Dadaku bergemuruh, mataku mengembun, perlahan bulir demi bulir jatuh membasahi pipi.

"Suami kamu selingkuh, Lin?"

Aku diam, ingin mengatakan bukan. Namun fakta berkata lain. Tidak mungkin berpelukan mesra jika buka sepasang kekasih. Tapi kenapa anak SMA?

"Hapus air mata kamu, Lin! Jangan cengeng! Kita ikuti mereka!" Monica menarik tanganku hingga aku nyaris jatuh berciuman dengan lantai. Untung saja kakiku bisa menopang dengan cepat.

"Ayo!" Monica kembali menarik tanganku.

Aku dan Monica sedikit berlari mengejar Mas Tara. Namun entah ke mana perginya lelaki itu. Mereka seakan hilang di telan bumi. Bahkan bayangnya saja tidak nampak. Kami kehilangan jejak.

Kakiku lemas, bumi yang kupijak seolah bergoyang. Aku luruh di lantai mall, air mataku jatuh tanpa bisa kubendung lagi.

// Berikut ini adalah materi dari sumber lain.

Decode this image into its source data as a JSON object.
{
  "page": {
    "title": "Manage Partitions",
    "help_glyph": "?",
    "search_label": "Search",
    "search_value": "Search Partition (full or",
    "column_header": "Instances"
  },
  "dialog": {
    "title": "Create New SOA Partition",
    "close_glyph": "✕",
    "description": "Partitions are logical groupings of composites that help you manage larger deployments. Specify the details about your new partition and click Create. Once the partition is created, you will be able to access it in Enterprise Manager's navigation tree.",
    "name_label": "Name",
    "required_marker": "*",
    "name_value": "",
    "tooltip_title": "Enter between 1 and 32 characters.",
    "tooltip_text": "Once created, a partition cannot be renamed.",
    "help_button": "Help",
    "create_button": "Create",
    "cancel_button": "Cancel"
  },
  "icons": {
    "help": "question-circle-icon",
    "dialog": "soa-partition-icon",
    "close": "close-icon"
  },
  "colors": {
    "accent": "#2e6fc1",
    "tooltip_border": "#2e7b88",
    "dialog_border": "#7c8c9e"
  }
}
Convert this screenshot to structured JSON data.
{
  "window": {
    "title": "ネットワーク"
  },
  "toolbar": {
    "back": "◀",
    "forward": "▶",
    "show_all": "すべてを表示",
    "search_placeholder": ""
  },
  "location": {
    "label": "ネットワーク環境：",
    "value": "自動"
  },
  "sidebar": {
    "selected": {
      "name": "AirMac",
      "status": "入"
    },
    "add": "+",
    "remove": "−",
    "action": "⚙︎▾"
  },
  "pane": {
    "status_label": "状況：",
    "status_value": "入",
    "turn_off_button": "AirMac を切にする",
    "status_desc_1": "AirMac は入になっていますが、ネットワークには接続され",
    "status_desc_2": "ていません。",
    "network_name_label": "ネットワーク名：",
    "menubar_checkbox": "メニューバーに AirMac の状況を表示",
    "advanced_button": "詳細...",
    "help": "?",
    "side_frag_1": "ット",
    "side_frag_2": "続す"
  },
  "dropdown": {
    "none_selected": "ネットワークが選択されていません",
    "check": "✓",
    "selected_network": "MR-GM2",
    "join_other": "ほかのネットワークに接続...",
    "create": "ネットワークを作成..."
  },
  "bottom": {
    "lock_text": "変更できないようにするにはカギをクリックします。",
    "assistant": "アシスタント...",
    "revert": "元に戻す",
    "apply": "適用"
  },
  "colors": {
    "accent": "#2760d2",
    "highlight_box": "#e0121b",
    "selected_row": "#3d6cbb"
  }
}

Pengkhianatan adalah hal yang paling aku takutkan dalam sebuah hubungan, terlebih pernikahan. Rasanya masih tak percaya jika suamiku memiliki kekasih lain. Namun mata ini tak bisa menampik kenyataan yang ada.

"Jangan cengeng, Lin! Ayo, bangun!" Monica menarik tubuhku. Terseok-seok aku mengikuti langkahnya.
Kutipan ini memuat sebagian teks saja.